First up, and liveliest, is “Space Traders,” directed by Reginald Hudlin from a script by black novelist Trey Ellis (finally getting a screen credit after having his name removed from the “Inkwell” debacle). A few years distant, planetary visitors offer to solve all of America’s pressing problems, with one caveat: All the nation’s blacks must be delivered en masse to be taken away in spacecraft, for reasons unspecified.

*

The premise is silly even by paranoid/PC standards, but this none-too-subtle setup is pretext for some surprisingly sharp and amusing satire: Many white CEOs have their own statistical reasons for wanting to thwart the forced African American exodus, while black leader Robert Guillaume is convinced that the only way to turn white America against the plan is to convince the country that blacks want to go to this other planet.

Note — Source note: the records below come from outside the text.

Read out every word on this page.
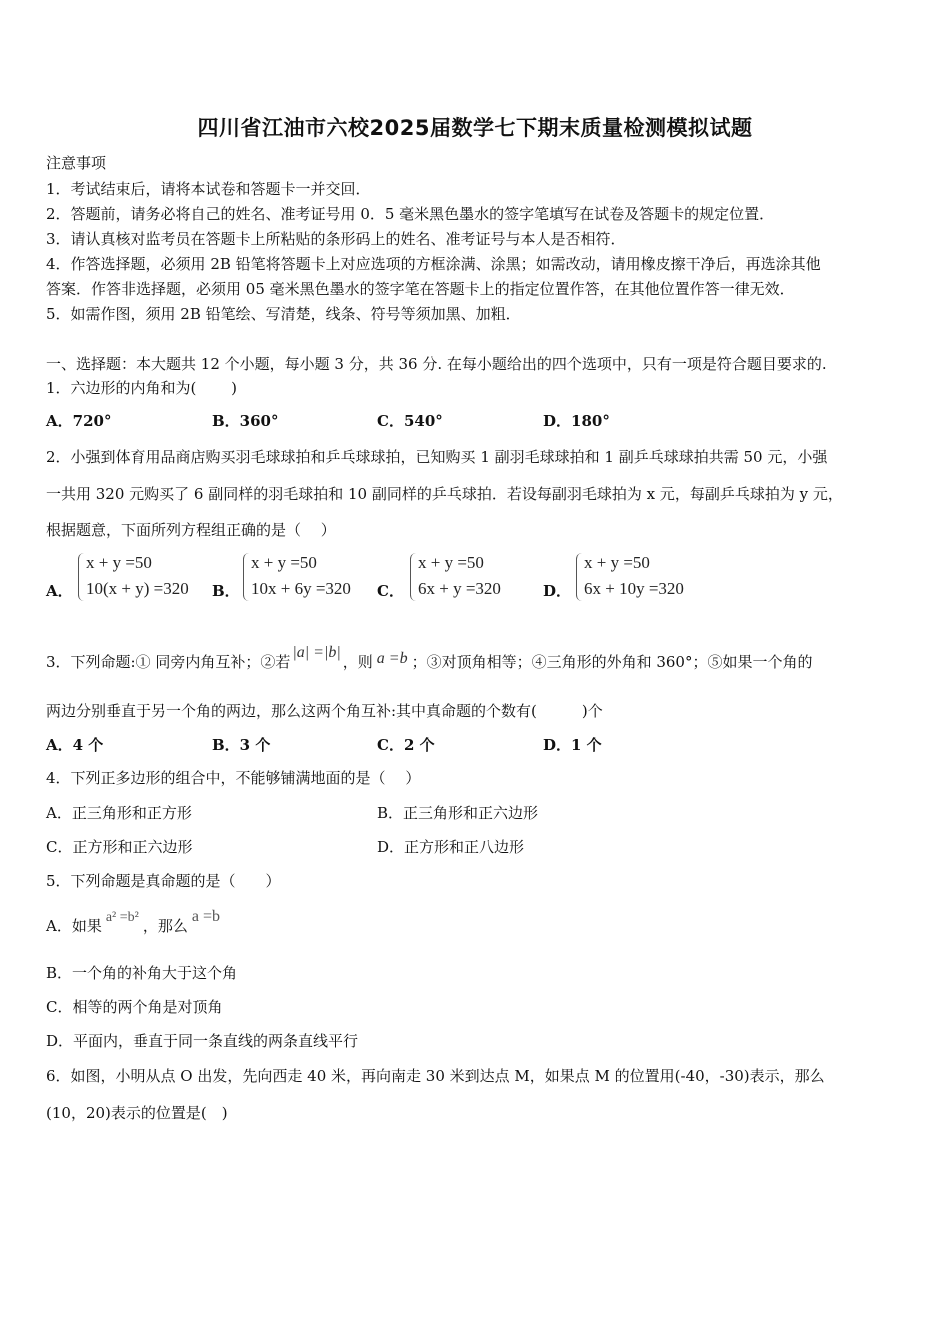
四川省江油市六校2025届数学七下期末质量检测模拟试题
注意事项
1．考试结束后，请将本试卷和答题卡一并交回．
2．答题前，请务必将自己的姓名、准考证号用 0．5 毫米黑色墨水的签字笔填写在试卷及答题卡的规定位置．
3．请认真核对监考员在答题卡上所粘贴的条形码上的姓名、准考证号与本人是否相符．
4．作答选择题，必须用 2B 铅笔将答题卡上对应选项的方框涂满、涂黑；如需改动，请用橡皮擦干净后，再选涂其他
答案．作答非选择题，必须用 05 毫米黑色墨水的签字笔在答题卡上的指定位置作答，在其他位置作答一律无效．
5．如需作图，须用 2B 铅笔绘、写清楚，线条、符号等须加黑、加粗．
一、选择题：本大题共 12 个小题，每小题 3 分，共 36 分. 在每小题给出的四个选项中，只有一项是符合题目要求的.
1．六边形的内角和为(　　 )
A．720°	B．360°	C．540°	D．180°
2．小强到体育用品商店购买羽毛球球拍和乒乓球球拍，已知购买 1 副羽毛球球拍和 1 副乒乓球球拍共需 50 元，小强
一共用 320 元购买了 6 副同样的羽毛球拍和 10 副同样的乒乓球拍．若设每副羽毛球拍为 x 元，每副乒乓球拍为 y 元，
根据题意，下面所列方程组正确的是（　 ）
A．
x + y =50
10(x + y) =320 B．
x + y =50
10x + 6y =320 C．
x + y =50
6x + y =320	D．
x + y =50
6x + 10y =320
3．下列命题:① 同旁内角互补；②若|a| =|b|，则 a =b ；③对顶角相等；④三角形的外角和 360°；⑤如果一个角的
两边分别垂直于另一个角的两边，那么这两个角互补:其中真命题的个数有(　　　)个
A．4 个	B．3 个	C．2 个	D．1 个
4．下列正多边形的组合中，不能够铺满地面的是（　 ）
A．正三角形和正方形	B．正三角形和正六边形
C．正方形和正六边形	D．正方形和正八边形
5．下列命题是真命题的是（　　）
A．如果 a² =b² ，那么a =b
B．一个角的补角大于这个角
C．相等的两个角是对顶角
D．平面内，垂直于同一条直线的两条直线平行
6．如图，小明从点 O 出发，先向西走 40 米，再向南走 30 米到达点 M，如果点 M 的位置用(-40，-30)表示，那么
(10，20)表示的位置是(　)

Some of the throwaway gags help take off the bitter edge--like the reported aside that melanin-heavy George Hamilton has agreed to go aboard, too, if called. Now if only the episode had any kind of ending, twist or otherwise.

The middle segment, “The First Commandment,” directed by Warrington Hudlin, is the most cosmically sloppy of the three. Nicholas Turturro stars as a Catholic priest whose parish liberally mixes Christianity and Santeria, despite the church’s call to exclusivity; a spooky “saint” comes to life and sets everyone straight. The message seems to be that these disparate religions are strands of one true faith, a notion destined to offend much of the viewing audience.

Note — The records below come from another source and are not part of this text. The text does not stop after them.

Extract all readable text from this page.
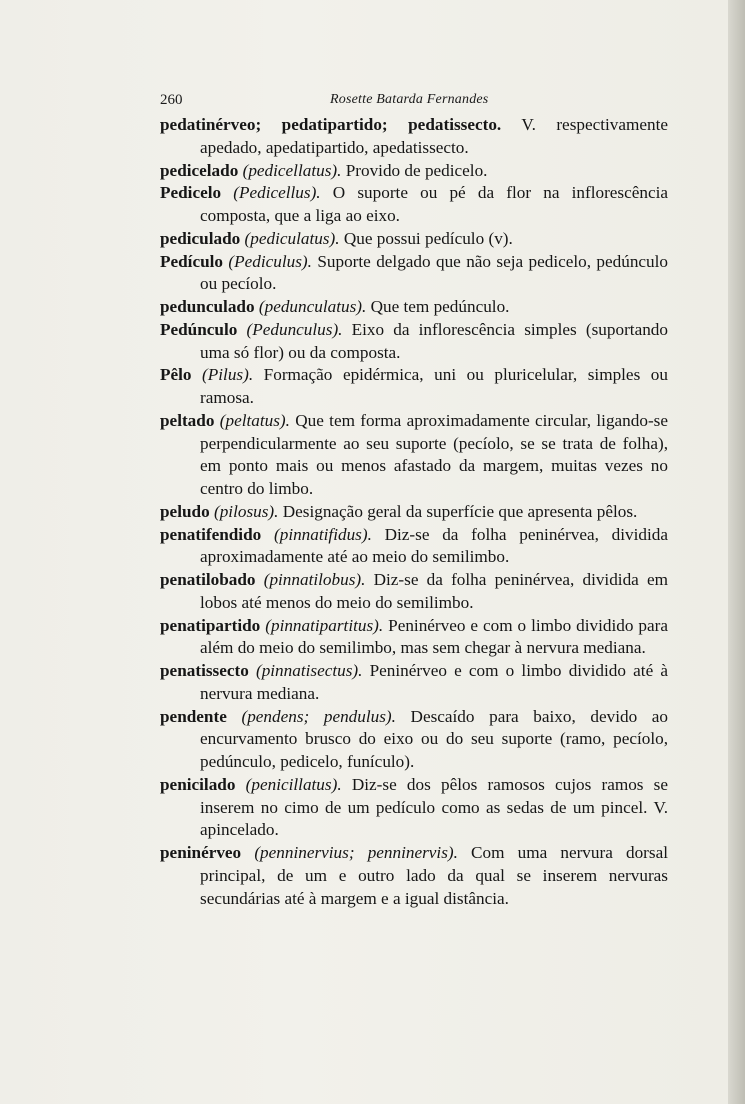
260	Rosette Batarda Fernandes

pedatinérveo; pedatipartido; pedatissecto. V. respectivamente apedado, apedatipartido, apedatissecto.

pedicelado (pedicellatus). Provido de pedicelo.

Pedicelo (Pedicellus). O suporte ou pé da flor na inflorescência composta, que a liga ao eixo.

pediculado (pediculatus). Que possui pedículo (v).

Pedículo (Pediculus). Suporte delgado que não seja pedicelo, pedúnculo ou pecíolo.

pedunculado (pedunculatus). Que tem pedúnculo.

Pedúnculo (Pedunculus). Eixo da inflorescência simples (suportando uma só flor) ou da composta.

Pêlo (Pilus). Formação epidérmica, uni ou pluricelular, simples ou ramosa.

peltado (peltatus). Que tem forma aproximadamente circular, ligando-se perpendicularmente ao seu suporte (pecíolo, se se trata de folha), em ponto mais ou menos afastado da margem, muitas vezes no centro do limbo.

peludo (pilosus). Designação geral da superfície que apresenta pêlos.

penatifendido (pinnatifidus). Diz-se da folha peninérvea, dividida aproximadamente até ao meio do semilimbo.

penatilobado (pinnatilobus). Diz-se da folha peninérvea, dividida em lobos até menos do meio do semilimbo.

penatipartido (pinnatipartitus). Peninérveo e com o limbo dividido para além do meio do semilimbo, mas sem chegar à nervura mediana.

penatissecto (pinnatisectus). Peninérveo e com o limbo dividido até à nervura mediana.

pendente (pendens; pendulus). Descaído para baixo, devido ao encurvamento brusco do eixo ou do seu suporte (ramo, pecíolo, pedúnculo, pedicelo, funículo).

penicilado (penicillatus). Diz-se dos pêlos ramosos cujos ramos se inserem no cimo de um pedículo como as sedas de um pincel. V. apincelado.

peninérveo (penninervius; penninervis). Com uma nervura dorsal principal, de um e outro lado da qual se inserem nervuras secundárias até à margem e a igual distância.
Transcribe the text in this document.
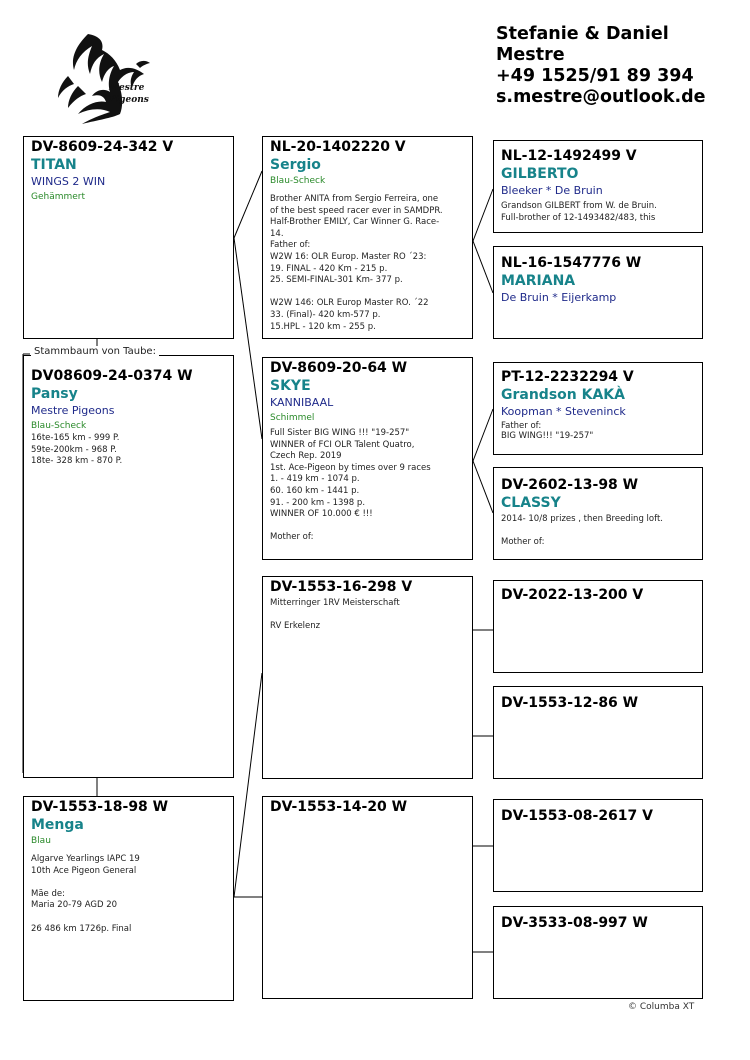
Stefanie & Daniel
Mestre
+49 1525/91 89 394
s.mestre@outlook.de
Mestre
Pigeons
DV-8609-24-342 V
TITAN
WINGS 2 WIN
Gehämmert
DV08609-24-0374 W
Pansy
Mestre Pigeons
Blau-Scheck
16te-165 km - 999 P.
59te-200km - 968 P.
18te- 328 km - 870 P.
Stammbaum von Taube:
DV-1553-18-98 W
Menga
Blau
Algarve Yearlings IAPC 19
10th Ace Pigeon General
Mãe de:
Maria 20-79 AGD 20
26 486 km 1726p. Final
NL-20-1402220 V
Sergio
Blau-Scheck
Brother ANITA from Sergio Ferreira, one
of the best speed racer ever in SAMDPR.
Half-Brother EMILY, Car Winner G. Race-
14.
Father of:
W2W 16: OLR Europ. Master RO ´23:
19. FINAL - 420 Km - 215 p.
25. SEMI-FINAL-301 Km- 377 p.
W2W 146: OLR Europ Master RO. ´22
33. (Final)- 420 km-577 p.
15.HPL - 120 km - 255 p.
DV-8609-20-64 W
SKYE
KANNIBAAL
Schimmel
Full Sister BIG WING !!! "19-257"
WINNER of FCI OLR Talent Quatro,
Czech Rep. 2019
1st. Ace-Pigeon by times over 9 races
1. - 419 km - 1074 p.
60. 160 km - 1441 p.
91. - 200 km - 1398 p.
WINNER OF 10.000 € !!!
Mother of:
DV-1553-16-298 V
Mitterringer 1RV Meisterschaft
RV Erkelenz
DV-1553-14-20 W
NL-12-1492499 V
GILBERTO
Bleeker * De Bruin
Grandson GILBERT from W. de Bruin.
Full-brother of 12-1493482/483, this
NL-16-1547776 W
MARIANA
De Bruin * Eijerkamp
PT-12-2232294 V
Grandson KAKÀ
Koopman * Steveninck
Father of:
BIG WING!!! "19-257"
DV-2602-13-98 W
CLASSY
2014- 10/8 prizes , then Breeding loft.
Mother of:
DV-2022-13-200 V
DV-1553-12-86 W
DV-1553-08-2617 V
DV-3533-08-997 W
© Columba XT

The conclusion, “Tang” (directed by Kevin Rodney Sullivan), takes the biggest chances: It’s a grungy two-character drama, about a shiftless husband and abused wife whose fates turn nastier when a mysterious gun is delivered to their apartment door. Chi McBride and especially Paula Jai Parker do a riveting job of finding social realism as well as genocidal metaphor in this self-destructive duet.

Like David Lynch’s “Hotel Room,” this looks to have been the pilot for an HBO anthology series that won’t make it past the initial trilogy. But--its anticlimaxes aside--the Hudlins’ “black hole” seems too promising a series concept not to regret its getting lost in a black hole.

* “Cosmic Slop” airs at 10 tonight on HBO.